Tag: Python

SDE root takes forever to load? Check Documentation field on GBD_Items table (SDE WORKSPACE METADATA).

THE PROBLEM
Have you ever experienced this? It takes forever for ArcCatalog to load the list of items from a SDE database. In my case, it could be up to 2 minutes.

THE BACKGROUND
We had a database migration a couple of years ago from Oracle to Sql Server. A new SDE was setup for data capture and desktop viewing. We copied about 1500 feature classes, most of them sat in feature dataset, and 30 raster datasets. About 10 percent of these feature classes were versioned. Also we had compress script running on a daily basis, analyze datasets and rebuild indexes running on a weekly basis for performance concerns. After some time, we discovered the SDE was running slower and slower. It froze Catalog for about 90 to 120 seconds every time when the workspace (SDE root) was selected. However when a feature class or a raster dataset was added to ArcMap, it performed well.

THE CAUSE
It took me long time trying to figure out what the issue was. Eventually I found the xml stored in Documentation field on GDB_Items table for Workspace (Type: C673FE0F-7280-404F-8532-20755DD8FC06) was extremely large (27 Mb). When investigated a little further, I found the xml in the documentation column keeps a geoprocessing history. Every time a geoprocessing tool is ran against the SDE workspace, it updates the xml in the documentation field and keeps the detail. So it is now clear, it inserts a big record including all selected feature classes when Analyze datasets or Rebuild indexes tool runs. Over the time, the system builds a huge metadata in the Documentation field. When the SDE workspace is selected, it has to download the items list as well as the metadata, which leads to the lag.

THE SOLUTION
It is easy to fix the issue when the cause is found.
Solution 1. Remove the workspace metadata. I use sql server so the example is for sql server.

UPDATE sde.GDB_ITEMS SET Documentation = NULL WHERE [Type] = 'C673FE0F-7280-404F-8532-20755DD8FC06';

Solution 2. Remove old geoprocessing history.
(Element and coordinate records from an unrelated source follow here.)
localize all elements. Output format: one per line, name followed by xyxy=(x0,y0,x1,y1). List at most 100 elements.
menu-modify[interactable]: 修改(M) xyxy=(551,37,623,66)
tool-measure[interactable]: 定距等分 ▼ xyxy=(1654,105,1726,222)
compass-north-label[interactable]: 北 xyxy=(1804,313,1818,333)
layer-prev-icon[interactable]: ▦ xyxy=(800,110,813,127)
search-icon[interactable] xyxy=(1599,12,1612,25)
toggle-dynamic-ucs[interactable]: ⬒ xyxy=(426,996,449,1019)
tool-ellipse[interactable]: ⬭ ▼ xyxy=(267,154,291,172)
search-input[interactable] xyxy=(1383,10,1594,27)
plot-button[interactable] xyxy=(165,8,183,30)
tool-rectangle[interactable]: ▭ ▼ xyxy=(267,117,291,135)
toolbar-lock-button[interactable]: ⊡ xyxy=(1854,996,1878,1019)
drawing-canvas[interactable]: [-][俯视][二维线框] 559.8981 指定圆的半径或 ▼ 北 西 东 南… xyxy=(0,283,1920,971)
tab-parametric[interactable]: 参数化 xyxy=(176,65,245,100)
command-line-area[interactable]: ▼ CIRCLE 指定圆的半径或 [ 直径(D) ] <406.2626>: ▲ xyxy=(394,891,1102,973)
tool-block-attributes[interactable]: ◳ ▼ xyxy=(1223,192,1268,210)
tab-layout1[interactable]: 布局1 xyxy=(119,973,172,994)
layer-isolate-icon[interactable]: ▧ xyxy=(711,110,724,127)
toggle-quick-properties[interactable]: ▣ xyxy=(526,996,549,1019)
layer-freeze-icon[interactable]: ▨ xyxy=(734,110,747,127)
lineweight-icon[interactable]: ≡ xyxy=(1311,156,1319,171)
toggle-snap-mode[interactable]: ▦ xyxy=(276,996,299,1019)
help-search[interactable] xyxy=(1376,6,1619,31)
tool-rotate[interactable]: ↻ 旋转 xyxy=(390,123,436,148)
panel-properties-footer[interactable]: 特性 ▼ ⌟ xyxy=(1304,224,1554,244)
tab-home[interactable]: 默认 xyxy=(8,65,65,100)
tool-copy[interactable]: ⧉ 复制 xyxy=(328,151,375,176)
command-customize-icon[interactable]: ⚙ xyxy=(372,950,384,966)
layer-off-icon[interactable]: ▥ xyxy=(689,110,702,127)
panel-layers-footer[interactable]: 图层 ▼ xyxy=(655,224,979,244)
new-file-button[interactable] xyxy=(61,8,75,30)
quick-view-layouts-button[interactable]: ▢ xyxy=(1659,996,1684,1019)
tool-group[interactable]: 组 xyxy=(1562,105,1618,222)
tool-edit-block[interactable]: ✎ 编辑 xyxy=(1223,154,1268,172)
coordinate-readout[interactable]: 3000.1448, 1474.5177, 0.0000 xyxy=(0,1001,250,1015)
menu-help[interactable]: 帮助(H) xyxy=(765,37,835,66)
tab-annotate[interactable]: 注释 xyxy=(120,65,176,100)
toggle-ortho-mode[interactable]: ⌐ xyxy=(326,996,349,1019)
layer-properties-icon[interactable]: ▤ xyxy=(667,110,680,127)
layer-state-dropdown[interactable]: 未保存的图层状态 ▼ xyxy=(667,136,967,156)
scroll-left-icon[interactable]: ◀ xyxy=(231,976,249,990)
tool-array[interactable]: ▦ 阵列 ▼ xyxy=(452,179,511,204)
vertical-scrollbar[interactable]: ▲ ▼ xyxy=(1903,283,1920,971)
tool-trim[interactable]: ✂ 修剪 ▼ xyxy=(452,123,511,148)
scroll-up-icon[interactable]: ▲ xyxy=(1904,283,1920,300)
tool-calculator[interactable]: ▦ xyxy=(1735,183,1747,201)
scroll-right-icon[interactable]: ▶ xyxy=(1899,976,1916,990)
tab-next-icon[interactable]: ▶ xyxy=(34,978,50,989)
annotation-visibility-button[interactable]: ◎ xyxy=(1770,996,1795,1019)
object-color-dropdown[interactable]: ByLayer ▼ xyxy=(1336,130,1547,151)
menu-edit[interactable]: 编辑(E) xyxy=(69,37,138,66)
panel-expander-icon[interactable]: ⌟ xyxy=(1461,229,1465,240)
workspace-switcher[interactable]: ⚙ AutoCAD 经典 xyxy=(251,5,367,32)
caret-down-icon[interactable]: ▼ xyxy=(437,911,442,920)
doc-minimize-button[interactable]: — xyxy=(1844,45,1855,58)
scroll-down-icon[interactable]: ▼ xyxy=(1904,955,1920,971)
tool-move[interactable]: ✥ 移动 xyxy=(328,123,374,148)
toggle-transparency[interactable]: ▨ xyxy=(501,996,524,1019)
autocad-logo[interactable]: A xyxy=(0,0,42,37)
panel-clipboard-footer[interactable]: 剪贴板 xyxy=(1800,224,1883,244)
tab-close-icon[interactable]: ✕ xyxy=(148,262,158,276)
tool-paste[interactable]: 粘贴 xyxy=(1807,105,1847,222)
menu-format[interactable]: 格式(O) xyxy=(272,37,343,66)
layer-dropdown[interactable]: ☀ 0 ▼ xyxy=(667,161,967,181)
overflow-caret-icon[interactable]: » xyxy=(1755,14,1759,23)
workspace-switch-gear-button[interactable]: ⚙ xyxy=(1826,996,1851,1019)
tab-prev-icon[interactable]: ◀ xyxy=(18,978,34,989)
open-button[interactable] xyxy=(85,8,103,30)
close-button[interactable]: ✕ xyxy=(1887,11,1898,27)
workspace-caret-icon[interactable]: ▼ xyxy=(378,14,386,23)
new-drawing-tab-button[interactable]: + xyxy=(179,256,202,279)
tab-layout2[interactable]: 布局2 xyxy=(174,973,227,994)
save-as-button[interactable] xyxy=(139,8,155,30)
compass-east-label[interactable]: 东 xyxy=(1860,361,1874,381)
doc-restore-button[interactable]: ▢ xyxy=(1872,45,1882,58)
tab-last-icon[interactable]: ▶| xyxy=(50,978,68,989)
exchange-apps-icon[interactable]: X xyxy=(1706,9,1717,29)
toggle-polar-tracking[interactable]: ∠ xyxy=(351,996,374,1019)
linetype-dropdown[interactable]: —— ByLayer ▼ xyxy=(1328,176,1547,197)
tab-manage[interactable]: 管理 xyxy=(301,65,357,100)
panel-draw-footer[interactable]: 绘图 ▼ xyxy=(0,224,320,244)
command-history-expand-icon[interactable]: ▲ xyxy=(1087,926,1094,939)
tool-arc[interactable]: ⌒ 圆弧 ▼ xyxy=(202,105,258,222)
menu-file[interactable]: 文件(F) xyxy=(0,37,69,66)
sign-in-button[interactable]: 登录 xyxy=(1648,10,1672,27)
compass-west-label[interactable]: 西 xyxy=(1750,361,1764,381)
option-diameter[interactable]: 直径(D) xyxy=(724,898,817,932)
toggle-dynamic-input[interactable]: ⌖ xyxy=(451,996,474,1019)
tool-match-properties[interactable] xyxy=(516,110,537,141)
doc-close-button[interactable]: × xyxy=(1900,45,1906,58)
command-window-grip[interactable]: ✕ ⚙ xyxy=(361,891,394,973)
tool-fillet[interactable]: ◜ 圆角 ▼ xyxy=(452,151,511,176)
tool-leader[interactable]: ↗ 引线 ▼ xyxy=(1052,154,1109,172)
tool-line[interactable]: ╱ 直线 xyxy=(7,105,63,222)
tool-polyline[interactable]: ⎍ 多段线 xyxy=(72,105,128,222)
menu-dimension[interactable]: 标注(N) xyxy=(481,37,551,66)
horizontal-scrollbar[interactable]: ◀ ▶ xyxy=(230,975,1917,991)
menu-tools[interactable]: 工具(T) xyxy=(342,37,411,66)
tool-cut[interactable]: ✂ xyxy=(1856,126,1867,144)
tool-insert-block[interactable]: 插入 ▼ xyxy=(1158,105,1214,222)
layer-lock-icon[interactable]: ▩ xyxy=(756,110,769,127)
So this code is for Sql Server as well.

import pymssql
import xml.etree.ElementTree as ET
import time
import datetime

def ClearSDEGeoprocessingHistory_administration(host, user, password, database, treshold_days=30):
    conn = pymssql.connect(host=host, user=user, password=password, database=database)
    try:
        cur = conn.cursor()
        cur.execute("select documentation from sde.GDB_Items where type = 'C673FE0F-7280-404F-8532-20755DD8FC06'")
        new_xml_string = None
        for row in cur:
            root = ET.fromstring(row[0])
            lineage = root.findall("./Esri/DataProperties/lineage")[0]
            for process in lineage.findall("Process"):
                date_process = time.strptime(process.attrib["Date"], "%Y%m%d")
                datediff = datetime.datetime.now() - datetime.datetime.fromtimestamp(time.mktime(date_process))
                if datediff.days > treshold_days:
                    lineage.remove(process)
            new_xml_string = ET.tostring(root, encoding="utf8", method="xml")
            break
        if new_xml_string != None:
            #remove xml declaration, replace single quote with two single quotes (escape in sql server query)
            new_xml_string = ("".join(new_xml_string.split("\n")[1:])).replace("'", "''")
            cur.execute("UPDATE sde.GDB_ITEMS SET Documentation = '{0}' WHERE [Type] = 'C673FE0F-7280-404F-8532-20755DD8FC06'".format(new_xml_string))
            #you have to commit to make it actually happen
            conn.commit()
    except Exception as ex:
        print ex
    conn.close()

host = "{SQL SERVER HOST}"
user = "{DB OWNER}"
password = "{DB OWNER PWD}"
database = "{DATABSE NAME}"
#set treshold, geoprocessing history old than this will be remvoed.
treshold_days = 30

ClearSDEGeoprocessingHistory_administration(host, user, password, database)

LESSONS LEARNTED
Esri GDB keeps a track of geoprocessing history in metadata on all types of items. Consider the metadata size if you have any performance issue but are not able to locate the cause.
Esri GDB also keeps a track of copy history.